If we reward folks the way we do on Wall Street, and in corporate America, for what they’re doing at the moment, we can easily get stuck in these positions where bad market conditions persist for years, both the ones that cause problems now, and those that cause problems in the future after fueling false growth. It’s my belief that the policies that were enacted to encourage speculative froth in the housing markets and excessive easy credit in the Bush years were encouraged precisely to mask the weaknesses of an economy where manufacturing had been largely outsourced, and consumers were expected to spend more on stagnant wages. That’s how Wall Street finance came to take up so much of the economy, and that’s how their collapse became so much more devastating.

We encouraged an economy reliant on the vain promises of future gain, in its own way an insidious addiction for the average American. Because failures in credit mean that people pay more for products, the problem isn’t just outstanding debt taking up income, but also future finance charges sucking it up on the other end. Finance, instead of acting in a symbiotic way with commerce to promote businesses that employ and act productively, has parasitically sucked the economy dry from both the supply side and the demand side. Wall Street has shaped an economy that seems intent on fitting the square peg of current cost into the round hole of reduced demand.

The average person now graduates to less hope of a job than their parents had. They have less hope of making themselves upwardly mobile. The luck and pluck fairy tales become a cruel joke for many, who thanks to market forces out of their control, see themselves slide deeper into poverty, rather than rise higher into prosperity. Our infrastructure ages, a legacy of generations that while not greater, certainly were more responsible, and longer term in their thinking. But even their creations can’t last forever.

Hope exists, but not in the passive acceptance of what is. Hope is what OWS is looking for, really. I know folks make fun of it, but when we’re talking hope here, we’re talking a defiance of what some consider an inevitable defeat for the interests of the average person. We’re talking people wanting to follow the example of their forebears and put finance and commerce back in the place of being part of what governs life in America, not the sum total.

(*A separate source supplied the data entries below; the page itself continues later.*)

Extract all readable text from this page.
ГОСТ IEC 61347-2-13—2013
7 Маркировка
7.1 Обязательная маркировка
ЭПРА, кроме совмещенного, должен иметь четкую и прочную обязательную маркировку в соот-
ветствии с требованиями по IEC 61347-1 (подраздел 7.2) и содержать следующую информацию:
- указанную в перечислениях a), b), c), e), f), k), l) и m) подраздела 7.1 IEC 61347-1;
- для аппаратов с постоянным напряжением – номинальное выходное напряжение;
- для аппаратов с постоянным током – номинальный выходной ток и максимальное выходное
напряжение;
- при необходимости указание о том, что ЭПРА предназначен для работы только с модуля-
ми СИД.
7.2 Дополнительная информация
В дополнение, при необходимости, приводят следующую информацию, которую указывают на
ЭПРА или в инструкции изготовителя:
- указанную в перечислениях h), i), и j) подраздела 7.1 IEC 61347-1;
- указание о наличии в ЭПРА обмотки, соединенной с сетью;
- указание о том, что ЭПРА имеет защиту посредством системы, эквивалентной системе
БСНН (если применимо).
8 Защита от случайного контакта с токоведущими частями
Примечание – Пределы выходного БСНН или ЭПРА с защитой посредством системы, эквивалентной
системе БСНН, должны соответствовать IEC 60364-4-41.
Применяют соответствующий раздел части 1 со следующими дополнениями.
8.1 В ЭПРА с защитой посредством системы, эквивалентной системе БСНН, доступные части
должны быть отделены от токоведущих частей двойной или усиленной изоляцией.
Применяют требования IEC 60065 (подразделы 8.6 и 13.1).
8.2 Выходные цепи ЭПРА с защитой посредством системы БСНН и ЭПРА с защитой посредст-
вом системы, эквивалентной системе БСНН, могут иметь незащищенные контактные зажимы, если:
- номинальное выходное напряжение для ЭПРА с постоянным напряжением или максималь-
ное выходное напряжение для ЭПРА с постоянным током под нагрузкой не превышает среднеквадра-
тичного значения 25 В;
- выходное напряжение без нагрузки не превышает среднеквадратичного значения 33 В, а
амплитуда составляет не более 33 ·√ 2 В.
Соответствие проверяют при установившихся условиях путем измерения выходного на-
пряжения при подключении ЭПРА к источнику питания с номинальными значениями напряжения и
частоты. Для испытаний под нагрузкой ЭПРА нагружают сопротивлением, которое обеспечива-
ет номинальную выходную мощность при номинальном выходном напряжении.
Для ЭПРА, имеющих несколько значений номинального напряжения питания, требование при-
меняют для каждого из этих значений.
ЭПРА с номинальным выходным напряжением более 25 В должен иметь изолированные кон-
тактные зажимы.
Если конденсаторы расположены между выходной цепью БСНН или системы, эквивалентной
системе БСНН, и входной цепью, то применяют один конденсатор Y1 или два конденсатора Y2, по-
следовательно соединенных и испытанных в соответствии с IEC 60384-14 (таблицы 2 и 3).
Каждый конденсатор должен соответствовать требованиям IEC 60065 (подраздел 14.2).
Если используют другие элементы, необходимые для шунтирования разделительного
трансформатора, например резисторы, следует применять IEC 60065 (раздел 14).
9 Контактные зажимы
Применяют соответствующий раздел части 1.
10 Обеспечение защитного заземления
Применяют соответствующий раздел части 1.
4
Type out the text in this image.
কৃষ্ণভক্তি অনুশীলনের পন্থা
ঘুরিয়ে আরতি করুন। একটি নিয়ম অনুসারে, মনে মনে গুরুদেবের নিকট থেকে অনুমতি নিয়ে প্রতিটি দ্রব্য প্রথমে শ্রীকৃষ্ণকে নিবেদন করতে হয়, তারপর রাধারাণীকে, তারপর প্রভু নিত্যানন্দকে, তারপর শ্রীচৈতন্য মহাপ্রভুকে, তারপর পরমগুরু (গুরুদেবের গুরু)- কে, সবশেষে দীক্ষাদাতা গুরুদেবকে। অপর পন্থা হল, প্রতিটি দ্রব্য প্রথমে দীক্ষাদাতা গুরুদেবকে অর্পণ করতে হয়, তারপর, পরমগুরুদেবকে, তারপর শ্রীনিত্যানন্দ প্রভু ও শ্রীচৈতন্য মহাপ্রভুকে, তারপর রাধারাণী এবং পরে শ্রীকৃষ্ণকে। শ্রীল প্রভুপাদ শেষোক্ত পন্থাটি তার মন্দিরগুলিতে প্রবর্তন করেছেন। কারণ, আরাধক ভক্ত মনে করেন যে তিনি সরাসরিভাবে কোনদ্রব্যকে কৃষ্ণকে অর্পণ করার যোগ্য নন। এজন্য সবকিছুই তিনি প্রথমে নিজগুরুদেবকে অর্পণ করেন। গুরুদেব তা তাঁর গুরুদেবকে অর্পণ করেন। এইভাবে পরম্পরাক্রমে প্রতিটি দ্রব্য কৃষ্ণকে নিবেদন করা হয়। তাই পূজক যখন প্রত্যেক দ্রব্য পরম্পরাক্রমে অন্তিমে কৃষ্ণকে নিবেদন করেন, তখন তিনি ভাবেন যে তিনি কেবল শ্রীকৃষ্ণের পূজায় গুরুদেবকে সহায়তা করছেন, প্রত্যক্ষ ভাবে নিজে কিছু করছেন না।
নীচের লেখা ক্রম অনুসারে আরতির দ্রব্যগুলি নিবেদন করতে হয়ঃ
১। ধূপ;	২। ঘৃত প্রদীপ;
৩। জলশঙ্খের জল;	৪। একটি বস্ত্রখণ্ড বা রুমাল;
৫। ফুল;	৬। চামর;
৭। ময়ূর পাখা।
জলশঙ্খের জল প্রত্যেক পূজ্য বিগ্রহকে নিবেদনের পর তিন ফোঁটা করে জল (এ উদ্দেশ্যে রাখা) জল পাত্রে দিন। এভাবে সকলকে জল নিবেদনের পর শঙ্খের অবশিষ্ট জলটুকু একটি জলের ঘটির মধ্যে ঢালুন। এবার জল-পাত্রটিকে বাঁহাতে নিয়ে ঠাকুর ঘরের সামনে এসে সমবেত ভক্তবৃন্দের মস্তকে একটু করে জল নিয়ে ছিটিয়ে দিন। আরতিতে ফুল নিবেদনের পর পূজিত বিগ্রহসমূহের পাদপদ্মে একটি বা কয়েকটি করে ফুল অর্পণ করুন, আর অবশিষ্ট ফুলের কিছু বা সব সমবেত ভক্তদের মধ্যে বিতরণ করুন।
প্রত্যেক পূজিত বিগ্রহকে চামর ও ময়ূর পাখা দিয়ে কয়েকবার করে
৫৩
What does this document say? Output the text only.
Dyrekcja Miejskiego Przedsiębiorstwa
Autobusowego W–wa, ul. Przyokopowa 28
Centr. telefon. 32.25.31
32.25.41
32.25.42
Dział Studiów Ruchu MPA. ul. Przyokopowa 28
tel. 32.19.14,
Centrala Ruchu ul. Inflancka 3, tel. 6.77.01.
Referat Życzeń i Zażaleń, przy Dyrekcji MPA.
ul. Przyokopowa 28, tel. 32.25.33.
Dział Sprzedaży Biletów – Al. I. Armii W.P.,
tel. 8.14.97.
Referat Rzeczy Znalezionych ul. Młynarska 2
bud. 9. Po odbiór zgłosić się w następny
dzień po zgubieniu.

I remember a time when it was taken for granted that we must think not merely in terms of financial benefit, but in terms of the consequences of our actions, where moral and health concerns had some precedence over dollars and cents bean-counting. We need to return to those kinds of values, where there were other dimensions, other facts taken into account than just the ones that would lead us to do something in the interests of some financier or CEO.

We need a system that’s more wholly human, because only when we take needs and social obligations that have long been the root of law and order in our civilization and satisfy them as well in the mix can we get a system that isn’t corroding our humanity and civility in the name of the benefit of the lucky few.